Suaramuslim.net – Koalisi menjadi sebuah kata yang “sakral” dijagat perpolitikan kita. Kata koalisi bermakna meniadakan sekat untuk berjalan bersama. Semangat koalisi adalah berjalan bersama dan mencapai tujuan bersama dengan mengabaikan perbedaan dan mengangkat persamaan.
Koalisi itu ibarat orang mau menikah, meski dirasa ada perbedaan, tapi selama perbedaan itu bisa dipahami dan dimaklumi dan mampu menemukan persamaan-persamaan untuk mencapai tujuan yang lebih besar dan lebih baik, maka kedua belah pihak akan bertemu dan mengikat janji.

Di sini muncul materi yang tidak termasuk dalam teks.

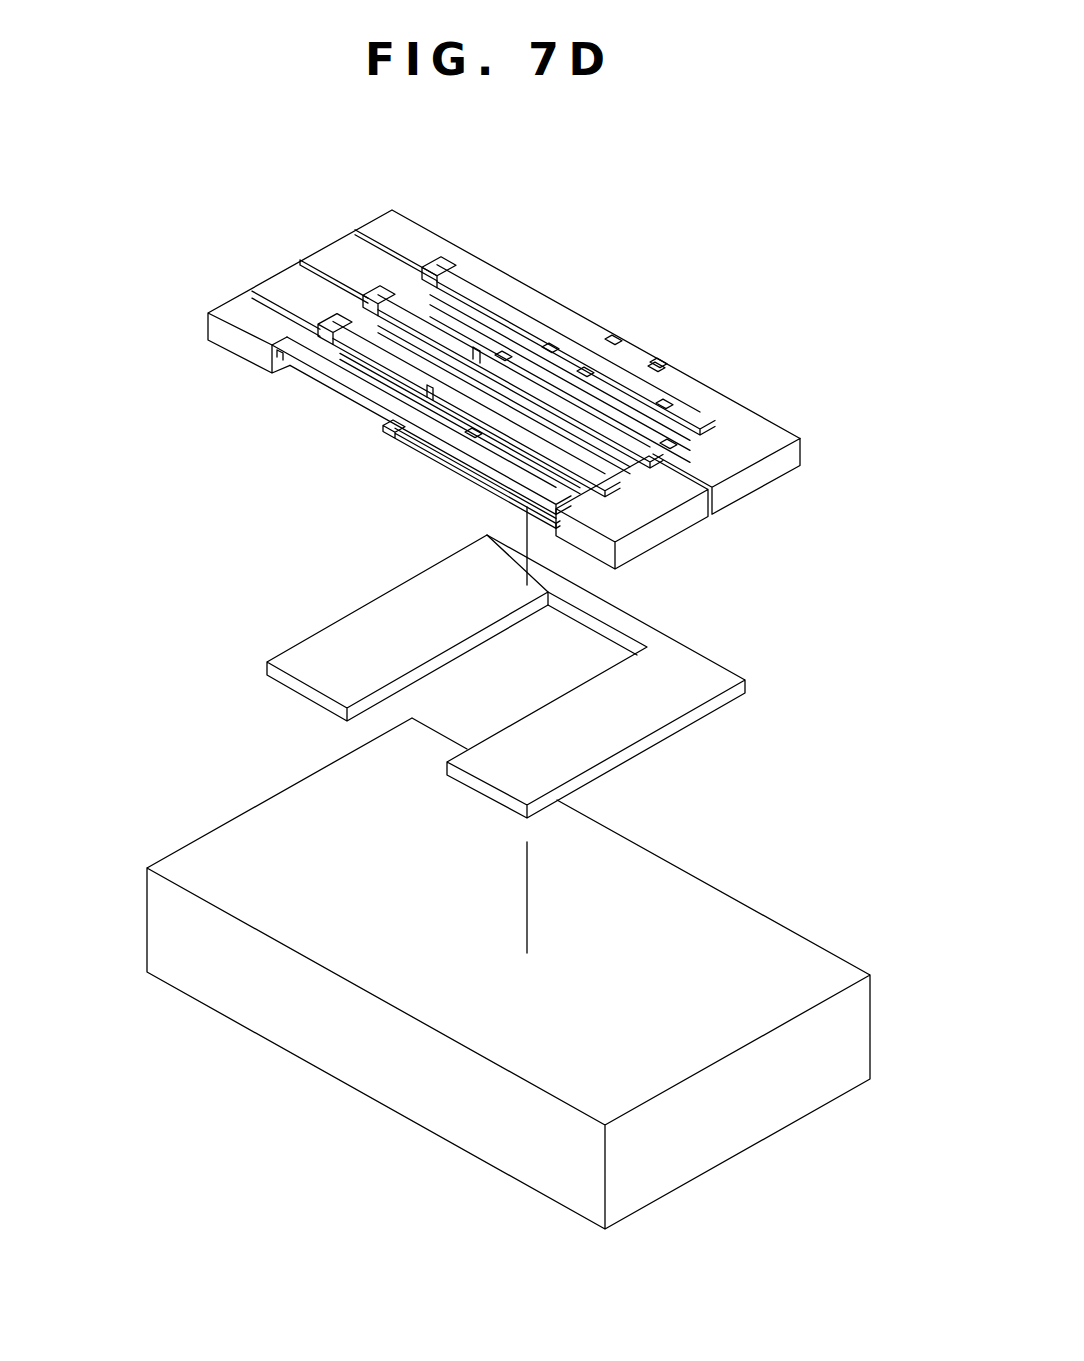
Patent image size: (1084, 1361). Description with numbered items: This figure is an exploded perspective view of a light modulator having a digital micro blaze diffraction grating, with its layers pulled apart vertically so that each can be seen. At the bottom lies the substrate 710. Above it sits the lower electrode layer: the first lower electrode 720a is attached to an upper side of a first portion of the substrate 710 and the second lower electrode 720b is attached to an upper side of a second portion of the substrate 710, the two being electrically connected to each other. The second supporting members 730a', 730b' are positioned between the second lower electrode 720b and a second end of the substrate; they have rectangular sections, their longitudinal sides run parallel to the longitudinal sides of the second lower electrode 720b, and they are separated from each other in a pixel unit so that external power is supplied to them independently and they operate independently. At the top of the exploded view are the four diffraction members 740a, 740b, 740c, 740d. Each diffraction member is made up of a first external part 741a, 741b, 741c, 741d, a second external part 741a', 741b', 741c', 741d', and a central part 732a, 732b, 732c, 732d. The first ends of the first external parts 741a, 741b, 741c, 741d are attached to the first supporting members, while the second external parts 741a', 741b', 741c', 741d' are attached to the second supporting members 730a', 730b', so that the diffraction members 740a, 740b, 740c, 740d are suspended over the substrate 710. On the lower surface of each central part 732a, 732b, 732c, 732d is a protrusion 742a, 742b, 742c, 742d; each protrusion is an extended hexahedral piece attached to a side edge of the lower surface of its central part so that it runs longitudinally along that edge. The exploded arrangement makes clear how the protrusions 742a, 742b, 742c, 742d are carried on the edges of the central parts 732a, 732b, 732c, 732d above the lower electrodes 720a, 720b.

The substrate 710 is at (665, 1168).
The first lower electrode 720a is at (347, 630).
The second lower electrode 720b is at (597, 743).
The diffraction member 740a is at (275, 348).
The diffraction member 740b is at (317, 320).
The diffraction member 740c is at (362, 293).
The diffraction member 740d is at (413, 268).
The first external part 741a is at (460, 323).
The first external part 741b is at (481, 345).
The first external part 741c is at (534, 320).
The first external part 741d is at (576, 319).
The central part 732a is at (498, 360).
The central part 732b is at (545, 352).
The central part 732c is at (580, 376).
The central part 732d is at (653, 367).
The protrusion 742a is at (392, 427).
The protrusion 742b is at (410, 415).
The protrusion 742c is at (432, 425).
The protrusion 742d is at (470, 437).
The second external part 741a' is at (753, 407).
The second external part 741b' is at (741, 369).
The second external part 741c' is at (735, 329).
The second external part 741d' is at (682, 321).
The second supporting member 730a' is at (665, 518).
The second supporting member 730b' is at (760, 483).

Dalam koalisi ada rasa saling percaya, saling membutuhkan, saling mengapresiasi dan saling menghormati serta saling rela bergandeng tangan untuk menggapai tujuan yang lebih besar didepan. Persoalannya bagaimana seseorang bisa mempercayai orang lain kalau dalam kesehariannya apa yang dilakukan selalu mencela dan mencurigai apa yang dilakukan orang lain.
Bagaimana mungkin seseorang bisa menghormati orang lain, kalau dalam kesehariannya perilaku yang ditampilkan gemar merendahkan dan melemahkan apa yang dikerjakan oleh orang lain. Bagaimana mungkin juga seseorang bisa mempercayai orang lain kalau perilaku kesehariannya sering melukai kepercayaan yang diberikan oleh orang lain.
Setiap apa yang dirasakan oleh seseorang dan kemudian diasumsikan kepada orang lain, biasanya dipengaruhi oleh pengalaman yang pernah dialami. Sebagai contoh kalau Anda menduga orang lain bila bertemu dengan orang selalu berimplikasi pada imbalan materi, itu artinya pengalaman Anda bisa dipastikan seperti itu. Karena penilaian orang akan selalu dipengaruhi oleh pengalaman pribadi yang tersimpan dialam bawah sadarnya.
Sehingga ketika ada kejadian yang variabelnya mirip dengan apa yang Anda lakukan, maka kesimpulannya selalu akan dibuat sama seperti pengalaman Anda selama ini. Jadi sejatinya pengalaman bawah sadar adalah cerminan dari apa yang kita perbuat selama ini. Alam bawah sadar merupakan cermin iujur apa yang kita perbuat selama ini.
Kalau cara berpikir Anda selalu positif terhadap orang lain bisa dipastikan pengalaman Anda bersama orang lain biasanya Anda warnai dengan perilaku positif. Sebaliknya kalau Anda selalu berasumsi orang lain jangan-jangan tidak jujur kepada Anda, bisa diduga Anda pernah berbohong kepada orang lain ketika Anda dipercaya. Pengalaman Anda akan selalu mewarnai asumsi Anda terhadap orang lain.
Merenda rasa dan mewarna akal budi
Kembali kepada semangat koalisi, semangat ini tentu substansinya adalah silaturrahim, mengikatkan kembali semangat kebersamaan, menumbuhkan kepercayaan dan menghilangkan perbedaan dengan memperkuat kebersamaan dan persamaan.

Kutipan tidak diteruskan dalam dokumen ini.